Weather prediction system is one of the main important applications in agricultural field and it has been technologically and scientifically challenging problem around the world from the past few decades. Many of the crops depend upon ideal weather condition for example tea plants are very sensitive to sun light. If the tea plants are exposed to direct sun light or temperature beyond 32 degree centigrade the tea plants get die. In the same way if there is huge rain fall before Jawar crop, the crop might get damaged, similarly if the humidity is extremely high the cotton crop gets damaged, but we focus on only temperature, by seeing the temperature value only the farmers know which crop would be suitable for which weather condition. If a former knows that next year temperature will be quite high during the time of a particular crop, farmers might opt for another crop, without knowing that if farmer goes for same crop that crop might be damaged. In this project we will overcome from that problem, weather prediction system is very important to help the farmer to analysis before  plan the seeds to know which crop would be better for the specific weather, not only the weather but also what type of soil is suitable for which crops is also considered. Data mining techniques can be used for predicting the weather forecast.

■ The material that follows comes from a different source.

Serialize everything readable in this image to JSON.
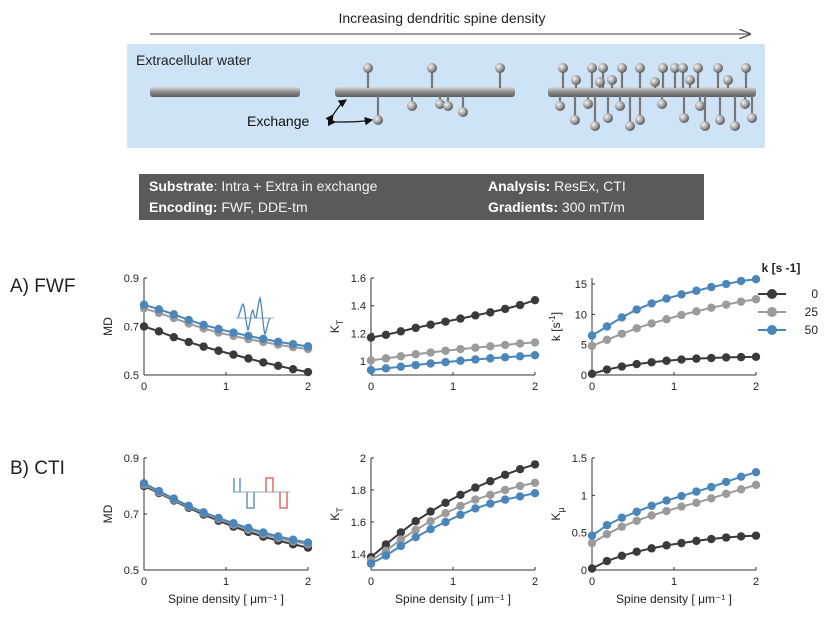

In this paper we examine the use of data mining techniques for predicting the temperature, rainfall, humidity, wind speed, visibility and pressure. This can be obtained by using Multilayer Artificial Neural Network and also we use Median Filtering Techniques and we have to take the previous year weather data from 2005 to 2015 from agricultural department. A Predictive Neural Network model is developed for the weather prediction and the result is compared with real data. This information is helpful for the farmers before seeding the crop to get good yield out of particular crop.